Steinbusch Paul J M, Oostenbrink Jan B, Zuurbier Joost J, Schaepkens Frans J M
Erasmus Medical Centre Rotterdam, Institute for Health Policy and Management, 3000 DR Rotterdam, The Netherlands.
Health Policy. 2007 May;81(2-3):289-99. doi: 10.1016/j.healthpol.2006.06.002. Epub 2006 Aug 14.
With the introduction of a diagnosis related group (DRG) classification system in the Netherlands in 2005 it has become relevant to investigate the risk of upcoding. The problem of upcoding in the US casemix system is substantial. In 2004, the US Centres for Medicare and Medicaid estimated that the total number of improper Medicare payments for the Prospective Payment system for acute inpatient care (both short term and long term) amounted to US$ 4.8 billion (5.2%). By comparing the casemix systems in the US, Australian and Dutch healthcare systems, this article illustrates why certain casemix systems are more open to the risk of upcoding than other systems. This study identifies various market, control and casemix characteristics determining the weaknesses of a casemix reimbursement system to upcoding. It can be concluded that fewer opportunities for upcoding occur in casemix systems that do not allow for-profit ownership and in which the coder's salary does not depend on the outcome of the classification process. In addition, casemix systems in which the first point in time of registration is at the beginning of the care process and in which there are a limited number of occasions to alter the registration are less vulnerable to the risk of upcoding. Finally, the risk of upcoding is smaller in casemix systems that use classification criteria that are medically meaningful and aligned with clinical practice. Comparing the US, Australian and Dutch systems the following conclusions can be drawn. Given the combined occurrences of for-profit hospitals and the use of the secondary diagnosis criterion to classify DRGs, the US casemix system tends to be more open to upcoding than the Australian system. The strength of the Dutch system is related to the detailed classification scheme, using medically meaningful classification criteria. Nevertheless, the detailed classification scheme also causes a weakness, because of its increased complexity compared with the US and Australian system. It is recommended that researchers and policy makers carefully consider all relevant market, control and casemix characteristics when developing and restructuring casemix reimbursement systems.

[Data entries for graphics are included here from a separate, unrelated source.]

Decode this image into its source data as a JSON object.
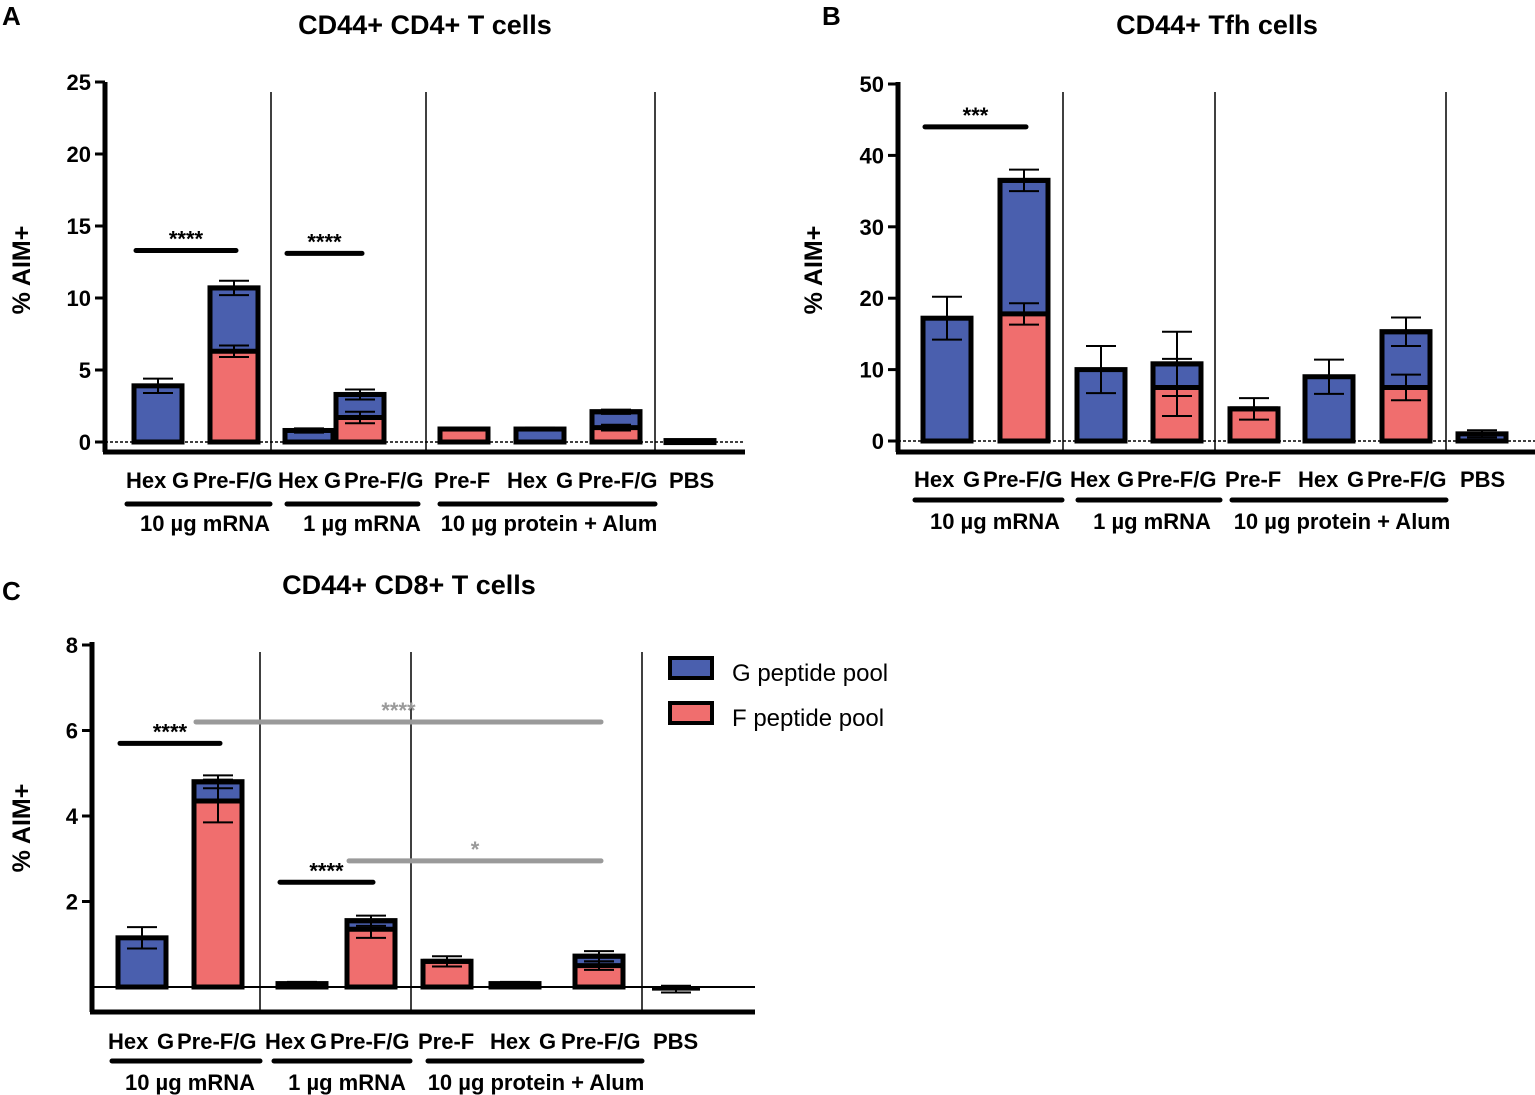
{
  "figure": {
    "colors": {
      "g_pool": "#4a5fae",
      "f_pool": "#f06e6e",
      "axis": "#000000",
      "sig_gray": "#9a9a9a"
    },
    "legend": {
      "items": [
        {
          "key": "g",
          "label": "G peptide pool"
        },
        {
          "key": "f",
          "label": "F peptide pool"
        }
      ]
    }
  },
  "chart_data": [
    {
      "panel": "A",
      "type": "bar",
      "stacked": true,
      "title": "CD44+ CD4+ T cells",
      "ylabel": "% AIM+",
      "ylim": [
        0,
        25
      ],
      "yticks": [
        0,
        5,
        10,
        15,
        20,
        25
      ],
      "categories": [
        "Hex",
        "G",
        "Pre-F/G",
        "Hex",
        "G",
        "Pre-F/G",
        "Pre-F",
        "Hex",
        "G",
        "Pre-F/G",
        "PBS"
      ],
      "groups": [
        {
          "label": "10 µg mRNA",
          "categories": [
            "Hex",
            "G",
            "Pre-F/G"
          ]
        },
        {
          "label": "1 µg mRNA",
          "categories": [
            "Hex",
            "G",
            "Pre-F/G"
          ]
        },
        {
          "label": "10 µg protein + Alum",
          "categories": [
            "Pre-F",
            "Hex",
            "G",
            "Pre-F/G"
          ]
        },
        {
          "label": "",
          "categories": [
            "PBS"
          ]
        }
      ],
      "bars": [
        {
          "position": 1,
          "f": 0.0,
          "g": 3.9,
          "g_err": 0.5
        },
        {
          "position": 3,
          "f": 6.3,
          "f_err": 0.4,
          "g": 10.7,
          "g_err": 0.5
        },
        {
          "position": 4,
          "f": 0.0,
          "g": 0.8,
          "g_err": 0.15
        },
        {
          "position": 6,
          "f": 1.7,
          "f_err": 0.4,
          "g": 3.3,
          "g_err": 0.35
        },
        {
          "position": 7,
          "f": 0.9,
          "f_err": 0.1,
          "g": 0.9
        },
        {
          "position": 8,
          "f": 0.0,
          "g": 0.9,
          "g_err": 0.1
        },
        {
          "position": 10,
          "f": 1.0,
          "f_err": 0.2,
          "g": 2.1,
          "g_err": 0.15
        },
        {
          "position": 11,
          "f": 0.0,
          "g": 0.1,
          "g_err": 0.05
        }
      ],
      "significance": [
        {
          "label": "****",
          "from": 1,
          "to": 3,
          "y": 13.3,
          "color": "black"
        },
        {
          "label": "****",
          "from": 4,
          "to": 6,
          "y": 13.1,
          "color": "black"
        }
      ]
    },
    {
      "panel": "B",
      "type": "bar",
      "stacked": true,
      "title": "CD44+ Tfh cells",
      "ylabel": "% AIM+",
      "ylim": [
        0,
        50
      ],
      "yticks": [
        0,
        10,
        20,
        30,
        40,
        50
      ],
      "categories": [
        "Hex",
        "G",
        "Pre-F/G",
        "Hex",
        "G",
        "Pre-F/G",
        "Pre-F",
        "Hex",
        "G",
        "Pre-F/G",
        "PBS"
      ],
      "groups": [
        {
          "label": "10 µg mRNA",
          "categories": [
            "Hex",
            "G",
            "Pre-F/G"
          ]
        },
        {
          "label": "1 µg mRNA",
          "categories": [
            "Hex",
            "G",
            "Pre-F/G"
          ]
        },
        {
          "label": "10 µg protein + Alum",
          "categories": [
            "Pre-F",
            "Hex",
            "G",
            "Pre-F/G"
          ]
        },
        {
          "label": "",
          "categories": [
            "PBS"
          ]
        }
      ],
      "bars": [
        {
          "position": 1,
          "f": 0.0,
          "g": 17.2,
          "g_err": 3.0
        },
        {
          "position": 3,
          "f": 17.8,
          "f_err": 1.5,
          "g": 36.5,
          "g_err": 1.5
        },
        {
          "position": 4,
          "f": 0.0,
          "g": 10.0,
          "g_err": 3.3
        },
        {
          "position": 6,
          "f": 7.5,
          "f_err": 4.0,
          "g": 10.8,
          "g_err": 4.5
        },
        {
          "position": 7,
          "f": 4.5,
          "f_err": 1.5,
          "g": 4.5
        },
        {
          "position": 8,
          "f": 0.0,
          "g": 9.0,
          "g_err": 2.4
        },
        {
          "position": 10,
          "f": 7.5,
          "f_err": 1.8,
          "g": 15.3,
          "g_err": 2.0
        },
        {
          "position": 11,
          "f": 0.0,
          "g": 1.0,
          "g_err": 0.5
        }
      ],
      "significance": [
        {
          "label": "***",
          "from": 1,
          "to": 3,
          "y": 44.0,
          "color": "black"
        }
      ]
    },
    {
      "panel": "C",
      "type": "bar",
      "stacked": true,
      "title": "CD44+ CD8+ T cells",
      "ylabel": "% AIM+",
      "ylim": [
        -0.5,
        8
      ],
      "yticks": [
        2,
        4,
        6,
        8
      ],
      "categories": [
        "Hex",
        "G",
        "Pre-F/G",
        "Hex",
        "G",
        "Pre-F/G",
        "Pre-F",
        "Hex",
        "G",
        "Pre-F/G",
        "PBS"
      ],
      "groups": [
        {
          "label": "10 µg mRNA",
          "categories": [
            "Hex",
            "G",
            "Pre-F/G"
          ]
        },
        {
          "label": "1 µg mRNA",
          "categories": [
            "Hex",
            "G",
            "Pre-F/G"
          ]
        },
        {
          "label": "10 µg protein + Alum",
          "categories": [
            "Pre-F",
            "Hex",
            "G",
            "Pre-F/G"
          ]
        },
        {
          "label": "",
          "categories": [
            "PBS"
          ]
        }
      ],
      "bars": [
        {
          "position": 1,
          "f": 0.0,
          "g": 1.15,
          "g_err": 0.25
        },
        {
          "position": 3,
          "f": 4.35,
          "f_err": 0.5,
          "g": 4.8,
          "g_err": 0.15
        },
        {
          "position": 4,
          "f": 0.0,
          "g": 0.08,
          "g_err": 0.04
        },
        {
          "position": 6,
          "f": 1.35,
          "f_err": 0.2,
          "g": 1.55,
          "g_err": 0.12
        },
        {
          "position": 7,
          "f": 0.6,
          "f_err": 0.12,
          "g": 0.6
        },
        {
          "position": 8,
          "f": 0.0,
          "g": 0.08,
          "g_err": 0.04
        },
        {
          "position": 10,
          "f": 0.5,
          "f_err": 0.1,
          "g": 0.72,
          "g_err": 0.12
        },
        {
          "position": 11,
          "f": 0.0,
          "g": -0.05,
          "g_err": 0.08
        }
      ],
      "significance": [
        {
          "label": "****",
          "from": 1,
          "to": 3,
          "y": 5.7,
          "color": "black"
        },
        {
          "label": "****",
          "from": 4,
          "to": 6,
          "y": 2.45,
          "color": "black"
        },
        {
          "label": "****",
          "from": 3,
          "to": 10,
          "y": 6.2,
          "color": "gray"
        },
        {
          "label": "*",
          "from": 6,
          "to": 10,
          "y": 2.95,
          "color": "gray"
        }
      ]
    }
  ]
}
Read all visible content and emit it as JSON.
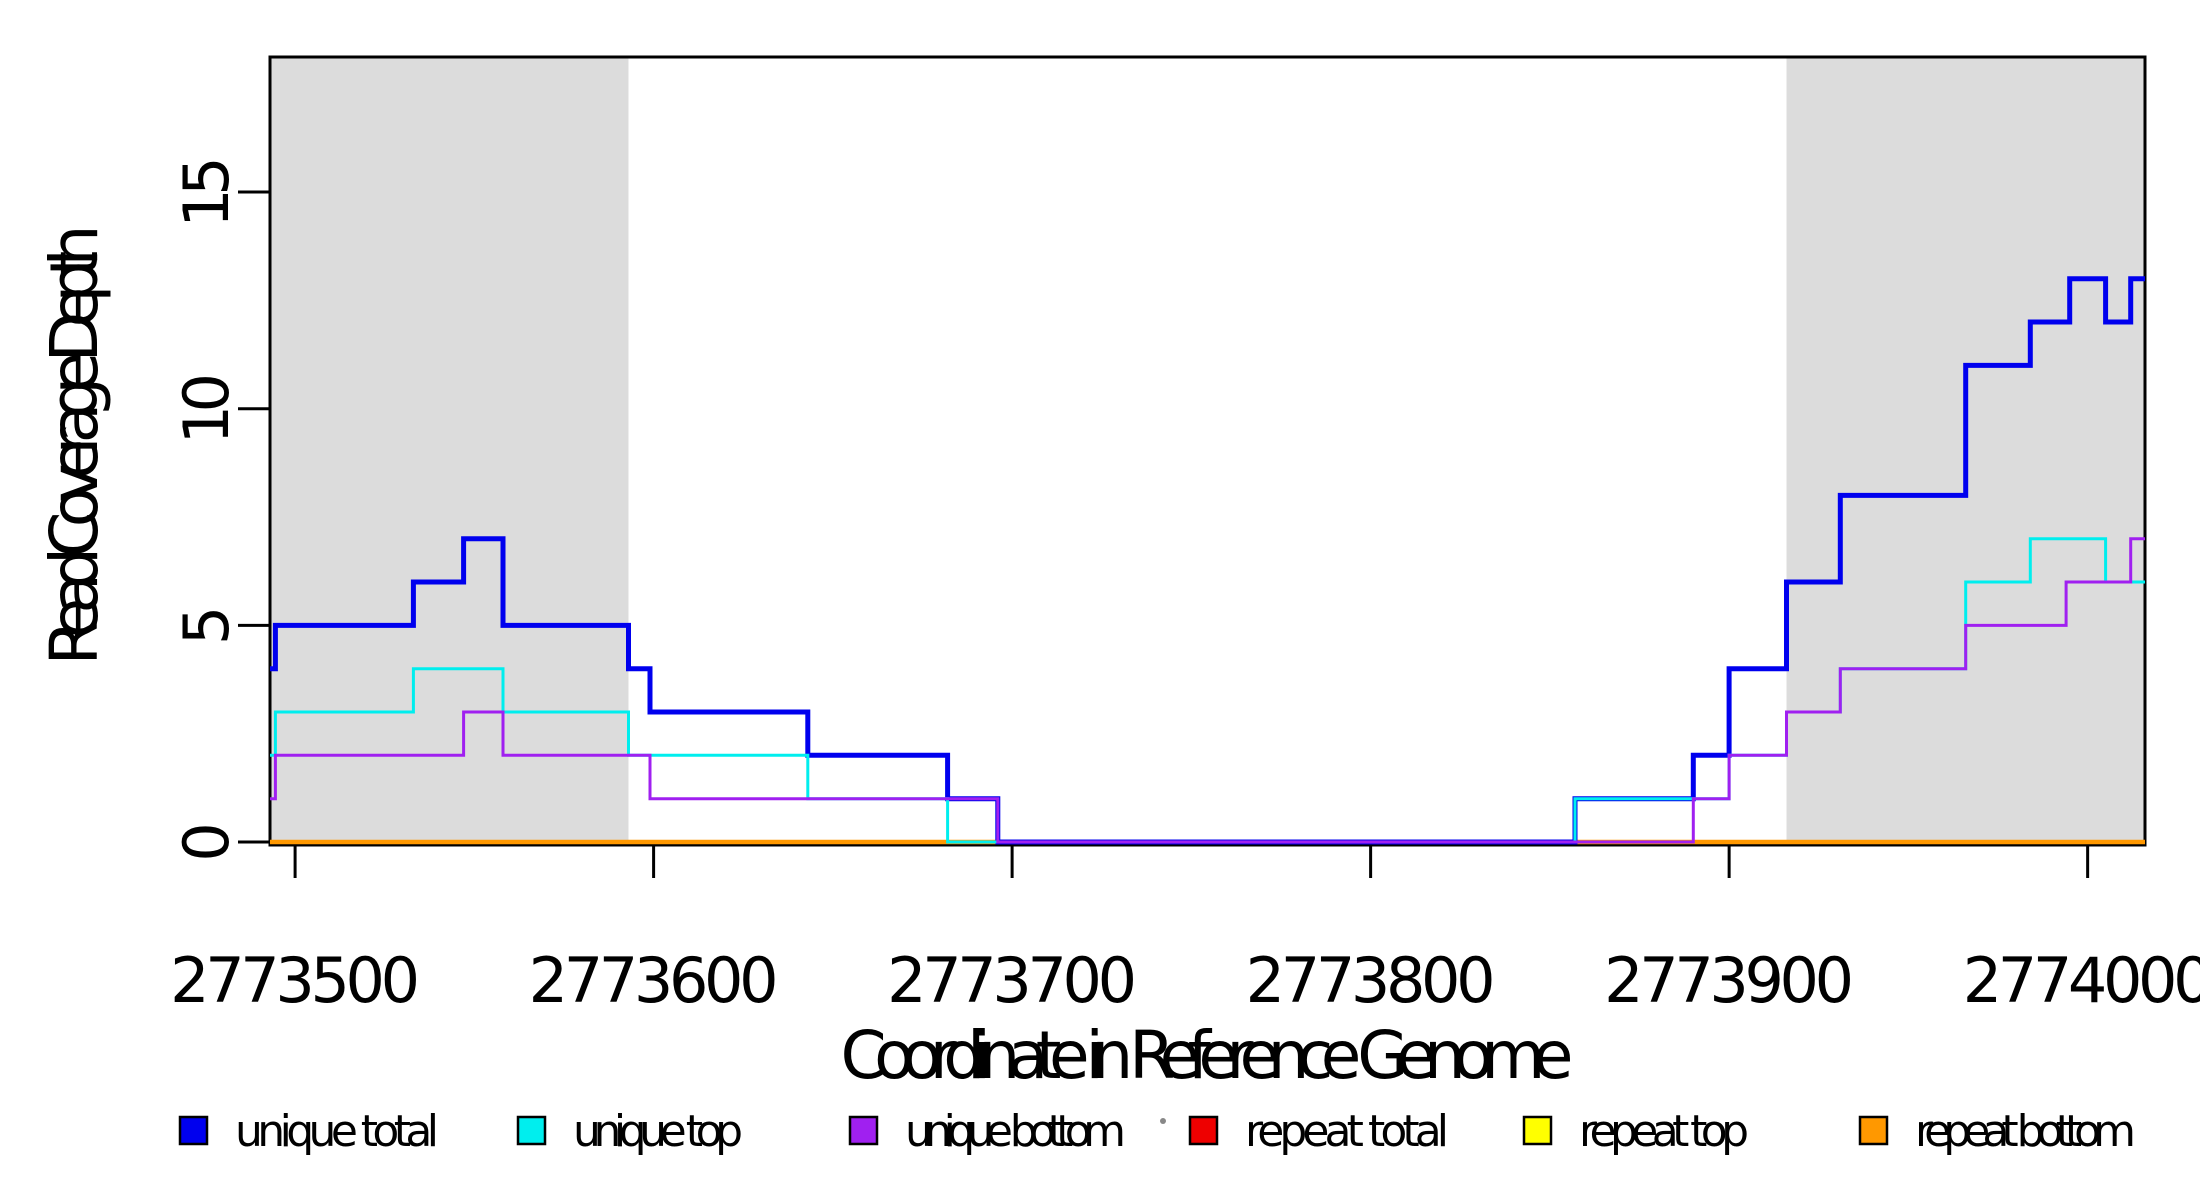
{
  "figure": {
    "background": "#FFFFFF"
  },
  "chart_data": {
    "type": "line",
    "subtype": "step-post",
    "title": "",
    "xlabel": "Coordinate in Reference Genome",
    "ylabel": "Read Coverage Depth",
    "x_range": [
      2773493,
      2774016
    ],
    "y_range": [
      0,
      18.2
    ],
    "grid": false,
    "x_ticks": [
      {
        "value": 2773500,
        "label": "2773500"
      },
      {
        "value": 2773600,
        "label": "2773600"
      },
      {
        "value": 2773700,
        "label": "2773700"
      },
      {
        "value": 2773800,
        "label": "2773800"
      },
      {
        "value": 2773900,
        "label": "2773900"
      },
      {
        "value": 2774000,
        "label": "2774000"
      }
    ],
    "y_ticks": [
      {
        "value": 0,
        "label": "0"
      },
      {
        "value": 5,
        "label": "5"
      },
      {
        "value": 10,
        "label": "10"
      },
      {
        "value": 15,
        "label": "15"
      }
    ],
    "shaded_regions": [
      {
        "start": 2773493,
        "end": 2773593,
        "color": "#DCDCDC"
      },
      {
        "start": 2773916,
        "end": 2774016,
        "color": "#DCDCDC"
      }
    ],
    "draw_order": [
      "repeat total",
      "repeat top",
      "repeat bottom",
      "unique total",
      "unique top",
      "unique bottom"
    ],
    "series": [
      {
        "name": "unique total",
        "color": "#0000EE",
        "line_width": 5,
        "points": [
          [
            2773493,
            4
          ],
          [
            2773494.5,
            5
          ],
          [
            2773533,
            6
          ],
          [
            2773547,
            7
          ],
          [
            2773558,
            5
          ],
          [
            2773593,
            4
          ],
          [
            2773599,
            3
          ],
          [
            2773643,
            2
          ],
          [
            2773682,
            1
          ],
          [
            2773696,
            0
          ],
          [
            2773857,
            1
          ],
          [
            2773890,
            2
          ],
          [
            2773900,
            4
          ],
          [
            2773916,
            6
          ],
          [
            2773931,
            8
          ],
          [
            2773966,
            11
          ],
          [
            2773984,
            12
          ],
          [
            2773995,
            13
          ],
          [
            2774005,
            12
          ],
          [
            2774012,
            13
          ],
          [
            2774016,
            13
          ]
        ]
      },
      {
        "name": "unique top",
        "color": "#00EEEE",
        "line_width": 3,
        "points": [
          [
            2773493,
            2
          ],
          [
            2773494.5,
            3
          ],
          [
            2773533,
            4
          ],
          [
            2773558,
            3
          ],
          [
            2773593,
            2
          ],
          [
            2773643,
            1
          ],
          [
            2773682,
            0
          ],
          [
            2773857,
            1
          ],
          [
            2773900,
            2
          ],
          [
            2773916,
            3
          ],
          [
            2773931,
            4
          ],
          [
            2773966,
            6
          ],
          [
            2773984,
            7
          ],
          [
            2774005,
            6
          ],
          [
            2774016,
            6
          ]
        ]
      },
      {
        "name": "unique bottom",
        "color": "#A020F0",
        "line_width": 3,
        "points": [
          [
            2773493,
            1
          ],
          [
            2773494.5,
            2
          ],
          [
            2773547,
            3
          ],
          [
            2773558,
            2
          ],
          [
            2773599,
            1
          ],
          [
            2773696,
            0
          ],
          [
            2773890,
            1
          ],
          [
            2773900,
            2
          ],
          [
            2773916,
            3
          ],
          [
            2773931,
            4
          ],
          [
            2773966,
            5
          ],
          [
            2773994,
            6
          ],
          [
            2774012,
            7
          ],
          [
            2774016,
            7
          ]
        ]
      },
      {
        "name": "repeat total",
        "color": "#EE0000",
        "line_width": 4,
        "points": [
          [
            2773493,
            0
          ],
          [
            2774016,
            0
          ]
        ]
      },
      {
        "name": "repeat top",
        "color": "#FFFF00",
        "line_width": 4,
        "points": [
          [
            2773493,
            0
          ],
          [
            2774016,
            0
          ]
        ]
      },
      {
        "name": "repeat bottom",
        "color": "#FF9800",
        "line_width": 4.5,
        "points": [
          [
            2773493,
            0
          ],
          [
            2774016,
            0
          ]
        ]
      }
    ],
    "legend": {
      "position": "bottom",
      "entries": [
        {
          "label": "unique total",
          "color": "#0000EE"
        },
        {
          "label": "unique top",
          "color": "#00EEEE"
        },
        {
          "label": "unique bottom",
          "color": "#A020F0"
        },
        {
          "label": "repeat total",
          "color": "#EE0000"
        },
        {
          "label": "repeat top",
          "color": "#FFFF00"
        },
        {
          "label": "repeat bottom",
          "color": "#FF9800"
        }
      ]
    },
    "artifacts": {
      "stray_dot": {
        "x": 1163,
        "y": 1121
      }
    }
  }
}
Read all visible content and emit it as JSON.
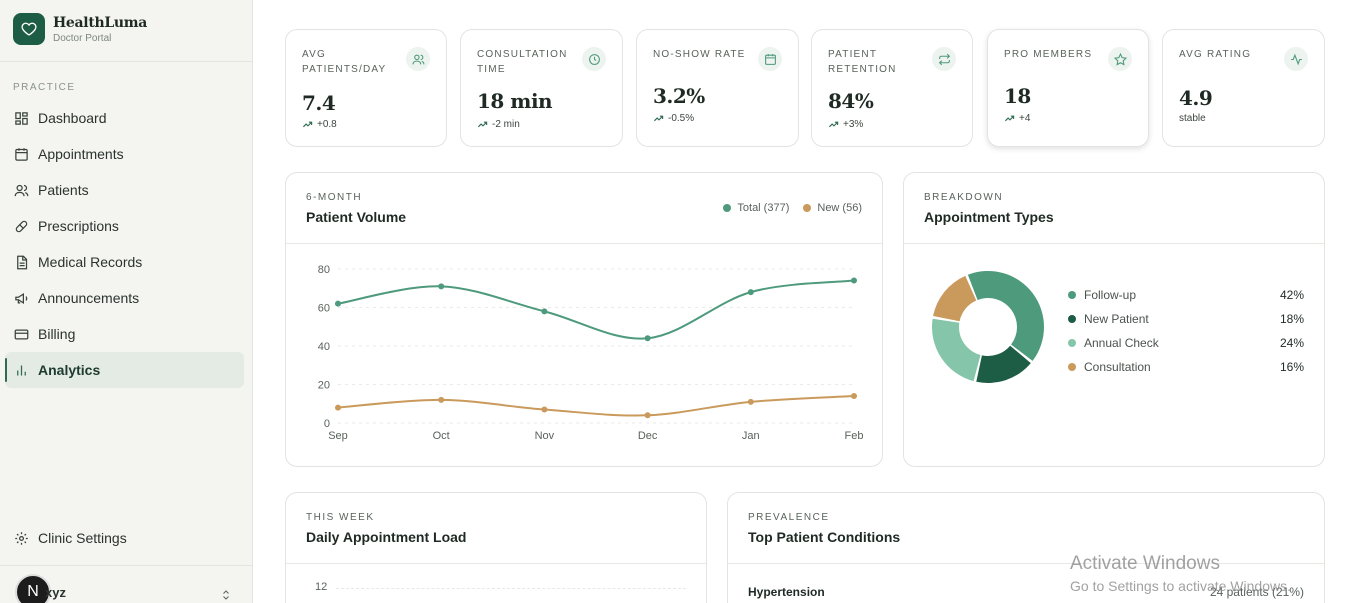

2005年荷兰引入了诊断相关分组(DRG)分类系统,因此对编码升级风险进行调查变得很有必要。美国病例组合系统中的编码升级问题相当严重。2004年,美国医疗保险和医疗补助服务中心估计,急性住院护理(短期和长期)前瞻性支付系统中不当医疗保险支付的总数达48亿美元(占5.2%)。通过比较美国、澳大利亚和荷兰医疗系统中的病例组合系统,本文阐述了为何某些病例组合系统比其他系统更容易出现编码升级风险。本研究确定了决定病例组合报销系统易受编码升级影响的各种市场、控制和病例组合特征。可以得出结论,在不允许营利性所有权且编码员薪酬不取决于分类过程结果的病例组合系统中,编码升级的机会较少。此外,登记的第一个时间点在护理过程开始时且更改登记的机会有限的病例组合系统,较不易受到编码升级风险的影响。最后,使用具有医学意义且与临床实践相符的分类标准的病例组合系统,编码升级风险较小。比较美国、澳大利亚和荷兰的系统,可以得出以下结论。鉴于营利性医院的存在以及使用次要诊断标准对DRG进行分类,美国病例组合系统往往比澳大利亚系统更容易出现编码升级。荷兰系统的优势在于其详细的分类方案,使用了具有医学意义的分类标准。然而,详细的分类方案也导致了一个弱点,因为与美国和澳大利亚系统相比,其复杂性增加。建议研究人员和政策制定者在开发和重组病例组合报销系统时,仔细考虑所有相关的市场、控制和病例组合特征。